# Can't let go!



## not fair (Jul 31, 2011)

First post! Been together 27 years! Been a roller coaster marriage full of highs and lows, Depression, anger and tempers resulting in big fights! Relocation to a new country, unemployment resulting in mans loss of confidence, financial worries, ADD, counselling and so much more! I have been the boring stable one in the same job and fairly good at what I do!

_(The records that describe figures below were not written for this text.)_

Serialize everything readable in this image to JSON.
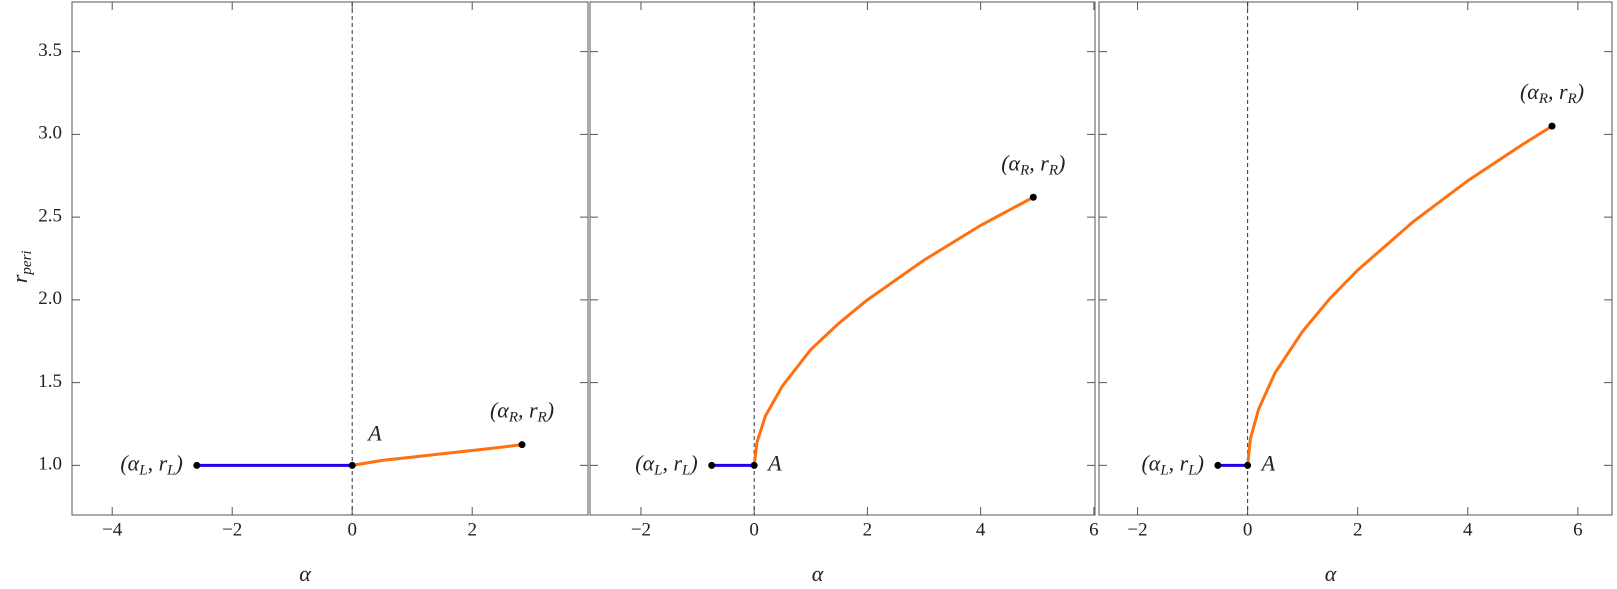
{
  "chart_data": [
    {
      "type": "line",
      "xlabel": "α",
      "ylabel": [
        "r",
        "peri"
      ],
      "xlim": [
        -4.67,
        3.93
      ],
      "ylim": [
        0.7,
        3.8
      ],
      "xticks": [
        {
          "value": -4,
          "label": "−4"
        },
        {
          "value": -2,
          "label": "−2"
        },
        0,
        2
      ],
      "yticks": [
        {
          "value": 1,
          "label": "1.0"
        },
        {
          "value": 1.5,
          "label": "1.5"
        },
        {
          "value": 2,
          "label": "2.0"
        },
        {
          "value": 2.5,
          "label": "2.5"
        },
        {
          "value": 3,
          "label": "3.0"
        },
        {
          "value": 3.5,
          "label": "3.5"
        }
      ],
      "vline": 0,
      "series": [
        {
          "color": "#2200ee",
          "x": [
            -2.59,
            0
          ],
          "values": [
            1.0,
            1.0
          ]
        },
        {
          "color": "#ff7010",
          "x": [
            0,
            0.5,
            1,
            1.5,
            2,
            2.5,
            2.83
          ],
          "values": [
            1.0,
            1.03,
            1.05,
            1.07,
            1.09,
            1.11,
            1.125
          ]
        }
      ],
      "left_label": [
        "(α",
        "L",
        ", r",
        "L",
        ")"
      ],
      "right_label": [
        "(α",
        "R",
        ", r",
        "R",
        ")"
      ],
      "origin_label": "A"
    },
    {
      "type": "line",
      "xlabel": "α",
      "xlim": [
        -2.9,
        6.02
      ],
      "ylim": [
        0.7,
        3.8
      ],
      "xticks": [
        {
          "value": -2,
          "label": "−2"
        },
        0,
        2,
        4,
        6
      ],
      "yticks": [
        1,
        1.5,
        2,
        2.5,
        3,
        3.5
      ],
      "ytick_labels": false,
      "vline": 0,
      "series": [
        {
          "color": "#2200ee",
          "x": [
            -0.75,
            0
          ],
          "values": [
            1.0,
            1.0
          ]
        },
        {
          "color": "#ff7010",
          "x": [
            0,
            0.05,
            0.2,
            0.5,
            1,
            1.5,
            2,
            3,
            4,
            4.93
          ],
          "values": [
            1.0,
            1.14,
            1.3,
            1.48,
            1.7,
            1.86,
            2.0,
            2.24,
            2.45,
            2.62
          ]
        }
      ],
      "left_label": [
        "(α",
        "L",
        ", r",
        "L",
        ")"
      ],
      "right_label": [
        "(α",
        "R",
        ", r",
        "R",
        ")"
      ],
      "origin_label": "A"
    },
    {
      "type": "line",
      "xlabel": "α",
      "xlim": [
        -2.7,
        6.62
      ],
      "ylim": [
        0.7,
        3.8
      ],
      "xticks": [
        {
          "value": -2,
          "label": "−2"
        },
        0,
        2,
        4,
        6
      ],
      "yticks": [
        1,
        1.5,
        2,
        2.5,
        3,
        3.5
      ],
      "ytick_labels": false,
      "vline": 0,
      "series": [
        {
          "color": "#2200ee",
          "x": [
            -0.54,
            0
          ],
          "values": [
            1.0,
            1.0
          ]
        },
        {
          "color": "#ff7010",
          "x": [
            0,
            0.05,
            0.2,
            0.5,
            1,
            1.5,
            2,
            3,
            4,
            5,
            5.53
          ],
          "values": [
            1.0,
            1.16,
            1.34,
            1.56,
            1.81,
            2.01,
            2.18,
            2.47,
            2.72,
            2.94,
            3.05
          ]
        }
      ],
      "left_label": [
        "(α",
        "L",
        ", r",
        "L",
        ")"
      ],
      "right_label": [
        "(α",
        "R",
        ", r",
        "R",
        ")"
      ],
      "origin_label": "A"
    }
  ]
}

My man after being in and out of jobs found one interstate and took it, but I stayed where I was for work and the kids education! I thought he understood, but didn't! Life has not been easy for him starting there on his own, while life for us carried on with its routines and business! But I let him down as have not been there to listen to him when he needed me! I thought it would be good for him to find his self confidence and would help him to be the man I used to have and love, 
but it has all back fired and three months ago he asked for a separation and I said okay but he has already moved on and has another woman, involving himself in her family as well - It breaks me up in such a big way!, and I have only seen him twice since he asked for a separation and it kills me as I love him so much still, and we end up fighting so much! I wonder so much as to who this woman is how is she better than me? My imagination is in overdrive! Does he do all the little things for her that he did for me? While my kids miss out on their dad he is there for her family! I miss him!

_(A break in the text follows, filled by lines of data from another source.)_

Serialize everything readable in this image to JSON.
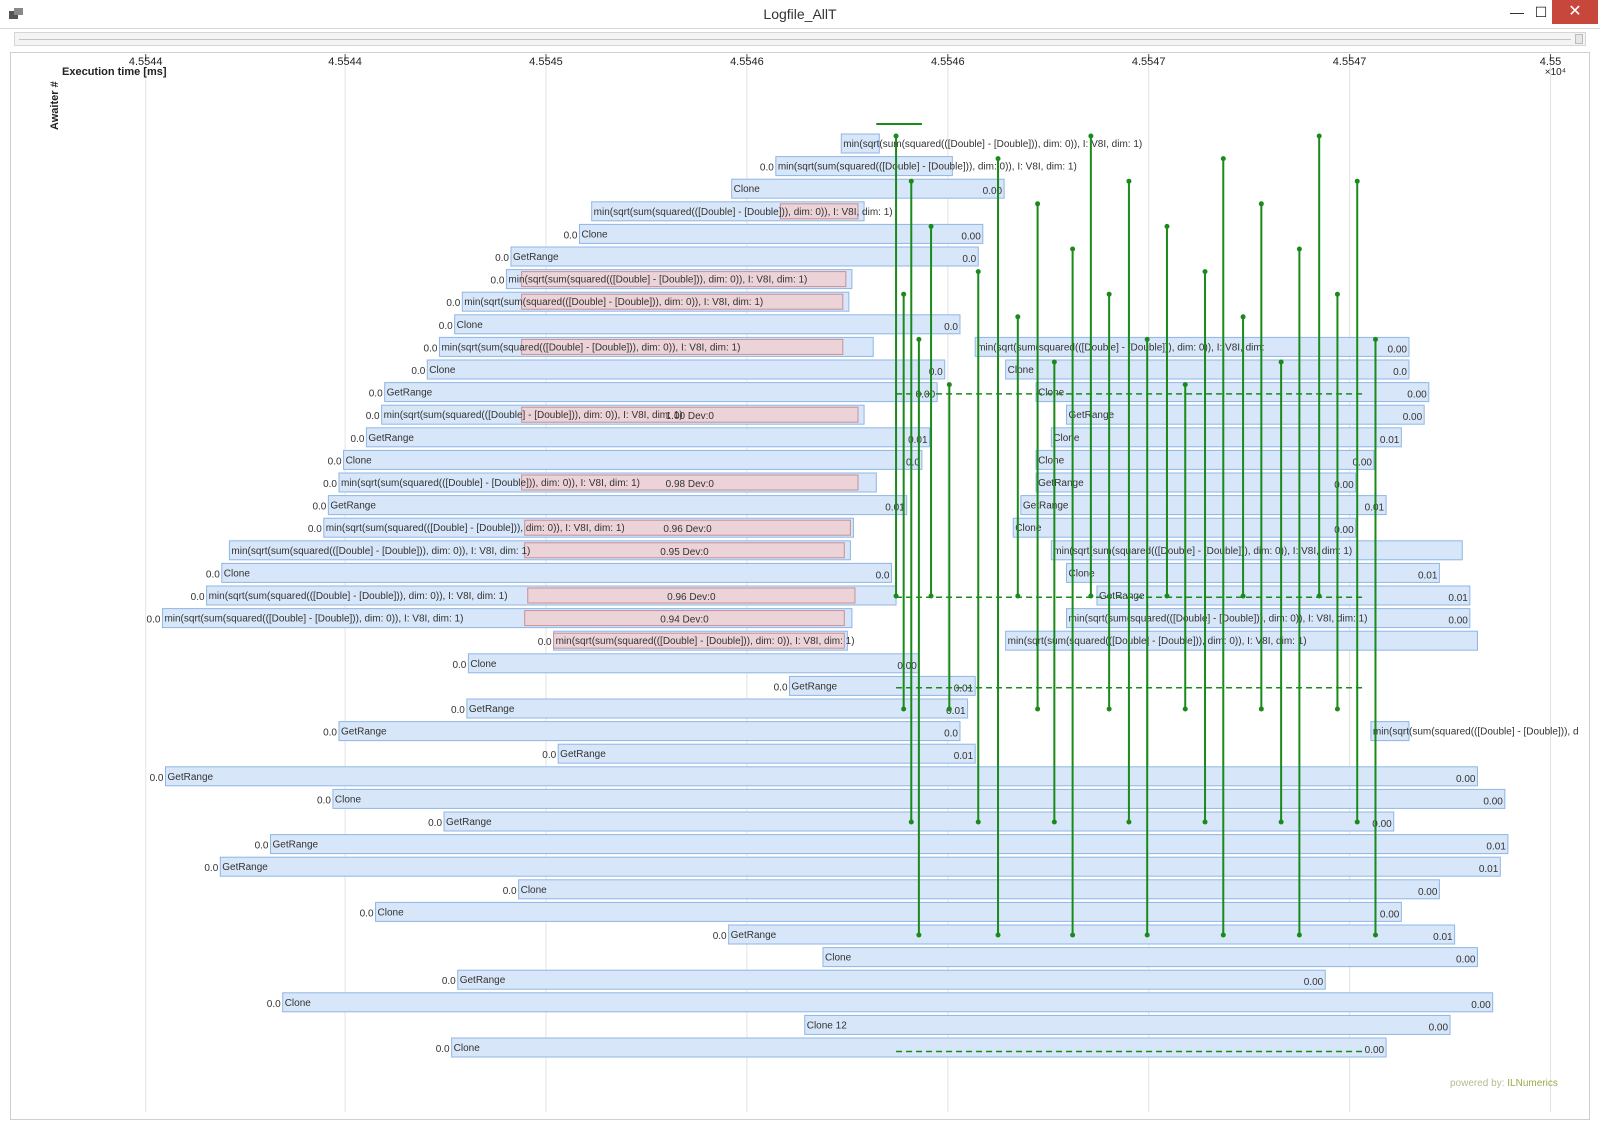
{
  "window": {
    "title": "Logfile_AllT",
    "icon": "app-window-icon",
    "minimize_glyph": "—",
    "maximize_glyph": "☐",
    "close_glyph": "✕"
  },
  "watermark": {
    "prefix": "powered by: ",
    "brand": "ILNumerics"
  },
  "chart_data": {
    "type": "gantt",
    "xlabel": "Execution time [ms]",
    "ylabel": "Awaiter #",
    "x_exponent_label": "×10⁴",
    "xticks": [
      "4.5544",
      "4.5544",
      "4.5545",
      "4.5546",
      "4.5546",
      "4.5547",
      "4.5547",
      "4.55"
    ],
    "xlim": [
      0,
      1
    ],
    "colors": {
      "bar_fill": "#d7e6f8",
      "bar_stroke": "#8fb6e6",
      "dev_fill": "#ecd3d7",
      "dev_stroke": "#c98f98",
      "link": "#1a8a1a",
      "grid": "#e3e3e3"
    },
    "rows": [
      {
        "lane": 0,
        "start": 0.512,
        "end": 0.537,
        "label": "min(sqrt(sum(squared(([Double] - [Double])), dim: 0)), I: V8I, dim: 1)"
      },
      {
        "lane": 1,
        "start": 0.469,
        "end": 0.585,
        "label": "min(sqrt(sum(squared(([Double] - [Double])), dim: 0)), I: V8I, dim: 1)",
        "pre": "0.0"
      },
      {
        "lane": 2,
        "start": 0.44,
        "end": 0.619,
        "label": "Clone",
        "end_label": "0.00"
      },
      {
        "lane": 3,
        "start": 0.348,
        "end": 0.527,
        "label": "min(sqrt(sum(squared(([Double] - [Double])), dim: 0)), I: V8I, dim: 1)",
        "dev_start": 0.472,
        "dev_end": 0.523
      },
      {
        "lane": 4,
        "start": 0.34,
        "end": 0.605,
        "label": "Clone",
        "pre": "0.0",
        "end_label": "0.00"
      },
      {
        "lane": 5,
        "start": 0.295,
        "end": 0.602,
        "label": "GetRange",
        "pre": "0.0",
        "end_label": "0.0"
      },
      {
        "lane": 6,
        "start": 0.292,
        "end": 0.519,
        "label": "min(sqrt(sum(squared(([Double] - [Double])), dim: 0)), I: V8I, dim: 1)",
        "pre": "0.0",
        "dev_start": 0.302,
        "dev_end": 0.515
      },
      {
        "lane": 7,
        "start": 0.263,
        "end": 0.517,
        "label": "min(sqrt(sum(squared(([Double] - [Double])), dim: 0)), I: V8I, dim: 1)",
        "pre": "0.0",
        "dev_start": 0.302,
        "dev_end": 0.513
      },
      {
        "lane": 8,
        "start": 0.258,
        "end": 0.59,
        "label": "Clone",
        "pre": "0.0",
        "end_label": "0.0"
      },
      {
        "lane": 9,
        "start": 0.248,
        "end": 0.533,
        "label": "min(sqrt(sum(squared(([Double] - [Double])), dim: 0)), I: V8I, dim: 1)",
        "pre": "0.0",
        "dev_start": 0.302,
        "dev_end": 0.513
      },
      {
        "lane": 10,
        "start": 0.24,
        "end": 0.58,
        "label": "Clone",
        "pre": "0.0",
        "end_label": "0.0"
      },
      {
        "lane": 11,
        "start": 0.212,
        "end": 0.575,
        "label": "GetRange",
        "pre": "0.0",
        "end_label": "0.00"
      },
      {
        "lane": 12,
        "start": 0.21,
        "end": 0.527,
        "label": "min(sqrt(sum(squared(([Double] - [Double])), dim: 0)), I: V8I, dim: 1)",
        "pre": "0.0",
        "dev_start": 0.302,
        "dev_end": 0.523,
        "dev_label": "1.00 Dev:0"
      },
      {
        "lane": 13,
        "start": 0.2,
        "end": 0.57,
        "label": "GetRange",
        "pre": "0.0",
        "end_label": "0.01"
      },
      {
        "lane": 14,
        "start": 0.185,
        "end": 0.565,
        "label": "Clone",
        "pre": "0.0",
        "end_label": "0.0"
      },
      {
        "lane": 15,
        "start": 0.182,
        "end": 0.535,
        "label": "min(sqrt(sum(squared(([Double] - [Double])), dim: 0)), I: V8I, dim: 1)",
        "pre": "0.0",
        "dev_start": 0.302,
        "dev_end": 0.523,
        "dev_label": "0.98 Dev:0"
      },
      {
        "lane": 16,
        "start": 0.175,
        "end": 0.555,
        "label": "GetRange",
        "pre": "0.0",
        "end_label": "0.01"
      },
      {
        "lane": 17,
        "start": 0.172,
        "end": 0.52,
        "label": "min(sqrt(sum(squared(([Double] - [Double])), dim: 0)), I: V8I, dim: 1)",
        "pre": "0.0",
        "dev_start": 0.304,
        "dev_end": 0.518,
        "dev_label": "0.96 Dev:0"
      },
      {
        "lane": 18,
        "start": 0.11,
        "end": 0.518,
        "label": "min(sqrt(sum(squared(([Double] - [Double])), dim: 0)), I: V8I, dim: 1)",
        "dev_start": 0.304,
        "dev_end": 0.514,
        "dev_label": "0.95 Dev:0"
      },
      {
        "lane": 19,
        "start": 0.105,
        "end": 0.545,
        "label": "Clone",
        "pre": "0.0",
        "end_label": "0.0"
      },
      {
        "lane": 20,
        "start": 0.095,
        "end": 0.548,
        "label": "min(sqrt(sum(squared(([Double] - [Double])), dim: 0)), I: V8I, dim: 1)",
        "pre": "0.0",
        "dev_start": 0.306,
        "dev_end": 0.521,
        "dev_label": "0.96 Dev:0"
      },
      {
        "lane": 21,
        "start": 0.066,
        "end": 0.519,
        "label": "min(sqrt(sum(squared(([Double] - [Double])), dim: 0)), I: V8I, dim: 1)",
        "pre": "0.0",
        "dev_start": 0.304,
        "dev_end": 0.514,
        "dev_label": "0.94 Dev:0"
      },
      {
        "lane": 22,
        "start": 0.323,
        "end": 0.516,
        "label": "min(sqrt(sum(squared(([Double] - [Double])), dim: 0)), I: V8I, dim: 1)",
        "pre": "0.0",
        "dev_start": 0.323,
        "dev_end": 0.514
      },
      {
        "lane": 23,
        "start": 0.267,
        "end": 0.563,
        "label": "Clone",
        "pre": "0.0",
        "end_label": "0.00"
      },
      {
        "lane": 24,
        "start": 0.478,
        "end": 0.6,
        "label": "GetRange",
        "pre": "0.0",
        "end_label": "0.01"
      },
      {
        "lane": 25,
        "start": 0.266,
        "end": 0.595,
        "label": "GetRange",
        "pre": "0.0",
        "end_label": "0.01"
      },
      {
        "lane": 26,
        "start": 0.182,
        "end": 0.59,
        "label": "GetRange",
        "pre": "0.0",
        "end_label": "0.0"
      },
      {
        "lane": 27,
        "start": 0.326,
        "end": 0.6,
        "label": "GetRange",
        "pre": "0.0",
        "end_label": "0.01"
      },
      {
        "lane": 28,
        "start": 0.068,
        "end": 0.93,
        "label": "GetRange",
        "pre": "0.0",
        "end_label": "0.00"
      },
      {
        "lane": 29,
        "start": 0.178,
        "end": 0.948,
        "label": "Clone",
        "pre": "0.0",
        "end_label": "0.00"
      },
      {
        "lane": 30,
        "start": 0.251,
        "end": 0.875,
        "label": "GetRange",
        "pre": "0.0",
        "end_label": "0.00"
      },
      {
        "lane": 31,
        "start": 0.137,
        "end": 0.95,
        "label": "GetRange",
        "pre": "0.0",
        "end_label": "0.01"
      },
      {
        "lane": 32,
        "start": 0.104,
        "end": 0.945,
        "label": "GetRange",
        "pre": "0.0",
        "end_label": "0.01"
      },
      {
        "lane": 33,
        "start": 0.3,
        "end": 0.905,
        "label": "Clone",
        "pre": "0.0",
        "end_label": "0.00"
      },
      {
        "lane": 34,
        "start": 0.206,
        "end": 0.88,
        "label": "Clone",
        "pre": "0.0",
        "end_label": "0.00"
      },
      {
        "lane": 35,
        "start": 0.438,
        "end": 0.915,
        "label": "GetRange",
        "pre": "0.0",
        "end_label": "0.01"
      },
      {
        "lane": 36,
        "start": 0.5,
        "end": 0.93,
        "label": "Clone",
        "end_label": "0.00"
      },
      {
        "lane": 37,
        "start": 0.26,
        "end": 0.83,
        "label": "GetRange",
        "pre": "0.0",
        "end_label": "0.00"
      },
      {
        "lane": 38,
        "start": 0.145,
        "end": 0.94,
        "label": "Clone",
        "pre": "0.0",
        "end_label": "0.00"
      },
      {
        "lane": 39,
        "start": 0.488,
        "end": 0.912,
        "label": "Clone 12",
        "end_label": "0.00"
      },
      {
        "lane": 40,
        "start": 0.256,
        "end": 0.87,
        "label": "Clone",
        "pre": "0.0",
        "end_label": "0.00"
      }
    ],
    "right_cluster": [
      {
        "lane": 9,
        "start": 0.6,
        "end": 0.885,
        "label": "min(sqrt(sum(squared(([Double] - [Double])), dim: 0)), I: V8I, dim:",
        "end_label": "0.00"
      },
      {
        "lane": 10,
        "start": 0.62,
        "end": 0.885,
        "label": "Clone",
        "end_label": "0.0"
      },
      {
        "lane": 11,
        "start": 0.64,
        "end": 0.898,
        "label": "Clone",
        "end_label": "0.00"
      },
      {
        "lane": 12,
        "start": 0.66,
        "end": 0.895,
        "label": "GetRange",
        "end_label": "0.00"
      },
      {
        "lane": 13,
        "start": 0.65,
        "end": 0.88,
        "label": "Clone",
        "end_label": "0.01"
      },
      {
        "lane": 14,
        "start": 0.64,
        "end": 0.862,
        "label": "Clone",
        "end_label": "0.00"
      },
      {
        "lane": 15,
        "start": 0.64,
        "end": 0.85,
        "label": "GetRange",
        "end_label": "0.00"
      },
      {
        "lane": 16,
        "start": 0.63,
        "end": 0.87,
        "label": "GetRange",
        "end_label": "0.01"
      },
      {
        "lane": 17,
        "start": 0.625,
        "end": 0.85,
        "label": "Clone",
        "end_label": "0.00"
      },
      {
        "lane": 18,
        "start": 0.65,
        "end": 0.92,
        "label": "min(sqrt(sum(squared(([Double] - [Double])), dim: 0)), I: V8I, dim: 1)"
      },
      {
        "lane": 19,
        "start": 0.66,
        "end": 0.905,
        "label": "Clone",
        "end_label": "0.01"
      },
      {
        "lane": 20,
        "start": 0.68,
        "end": 0.925,
        "label": "GetRange",
        "end_label": "0.01"
      },
      {
        "lane": 21,
        "start": 0.66,
        "end": 0.925,
        "label": "min(sqrt(sum(squared(([Double] - [Double])), dim: 0)), I: V8I, dim: 1)",
        "end_label": "0.00"
      },
      {
        "lane": 22,
        "start": 0.62,
        "end": 0.93,
        "label": "min(sqrt(sum(squared(([Double] - [Double])), dim: 0)), I: V8I, dim: 1)"
      },
      {
        "lane": 26,
        "start": 0.86,
        "end": 0.885,
        "label": "min(sqrt(sum(squared(([Double] - [Double])), d"
      }
    ],
    "links_x": [
      0.548,
      0.553,
      0.558,
      0.563,
      0.571,
      0.583,
      0.602,
      0.615,
      0.628,
      0.641,
      0.652,
      0.664,
      0.676,
      0.688,
      0.701,
      0.713,
      0.726,
      0.738,
      0.751,
      0.763,
      0.776,
      0.788,
      0.801,
      0.813,
      0.826,
      0.838,
      0.851,
      0.863
    ]
  }
}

He says it is because I was not there for him, but I have stuck with him through all the highs and lows and he leaves me for another woman who he says is fun and she listens and laughs with him! While I sit here and dealing with the financial stuff and the life he has left behind! He says I am to serious and need to enjoy life! (JOKE!) I am so broken and just hate the thought and feelings that I have lost him! He says that he loves me, but it is over! It didn't work! He gives me so many reasons as to how I failed him, but I tried so hard to be there for him in so many ways! 

He says he wants to be friends, especially for the kids, and I still want him,but it is killing me! I have tried to be kind, understanding, have been angry too but now I am just broken! I know I have to let go, and will have to move on but don't know how much more I can take!


----------



## YinPrincess (Jul 31, 2011)

He blames you for HIS problems. Cheats on you. Why do you want this for yourself? Chances are, his interest in the other woman will be fleeting... She's just a new toy to play with.

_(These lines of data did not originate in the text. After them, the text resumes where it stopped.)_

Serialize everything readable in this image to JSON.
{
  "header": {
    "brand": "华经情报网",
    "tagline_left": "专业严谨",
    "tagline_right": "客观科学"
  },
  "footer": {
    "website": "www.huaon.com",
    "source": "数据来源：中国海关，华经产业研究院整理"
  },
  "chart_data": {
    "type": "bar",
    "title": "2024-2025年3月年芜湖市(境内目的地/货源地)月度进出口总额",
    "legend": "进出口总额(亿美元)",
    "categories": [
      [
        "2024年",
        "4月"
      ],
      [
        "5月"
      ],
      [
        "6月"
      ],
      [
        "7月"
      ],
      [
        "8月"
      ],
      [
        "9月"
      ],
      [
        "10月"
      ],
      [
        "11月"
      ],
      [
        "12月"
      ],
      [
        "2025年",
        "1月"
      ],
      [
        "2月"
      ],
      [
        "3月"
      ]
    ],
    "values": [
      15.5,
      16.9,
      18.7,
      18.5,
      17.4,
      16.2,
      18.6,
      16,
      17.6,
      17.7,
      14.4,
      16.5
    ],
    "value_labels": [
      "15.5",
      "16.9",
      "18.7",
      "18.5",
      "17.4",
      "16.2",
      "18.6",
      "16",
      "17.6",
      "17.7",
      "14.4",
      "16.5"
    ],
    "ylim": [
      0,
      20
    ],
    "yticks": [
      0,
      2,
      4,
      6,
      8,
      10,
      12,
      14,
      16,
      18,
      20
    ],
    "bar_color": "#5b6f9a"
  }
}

Leave him, there isn't much you can do when he's convinced you're the problem. If you argue your innocence you'll only be adding fuel to the fire. If you accept the blame then he has been successful in getting the focus off of himself. 

You deserve someone who will at least communicate with you about the problems they're having, instead of just jumping the gun like he did. I realize that the two of you have been together quite a significant amount of time... but this can be seen as a new phase and opportunity for you. Even if you convinced him to give it another shot and leave this other girl, you will always know in the back of your mind that you had to CONVINCE him. His chances for repeating the same behavior are pretty high, I think.

Getting a hobby, spending time with friends and perhaps some transitional counseling/advising would be beneficial to you.

I am very sorry that you are going through this... I know how painful it is, and how hard the advice is to swallow. Just know it will get better with time. Allow yourself to express all the emotions you feel in a healthy way... letter writing, exercise, etc. Adopt the mindset that HE'S the one who lost something special, not the other way around.  *hugs*


----------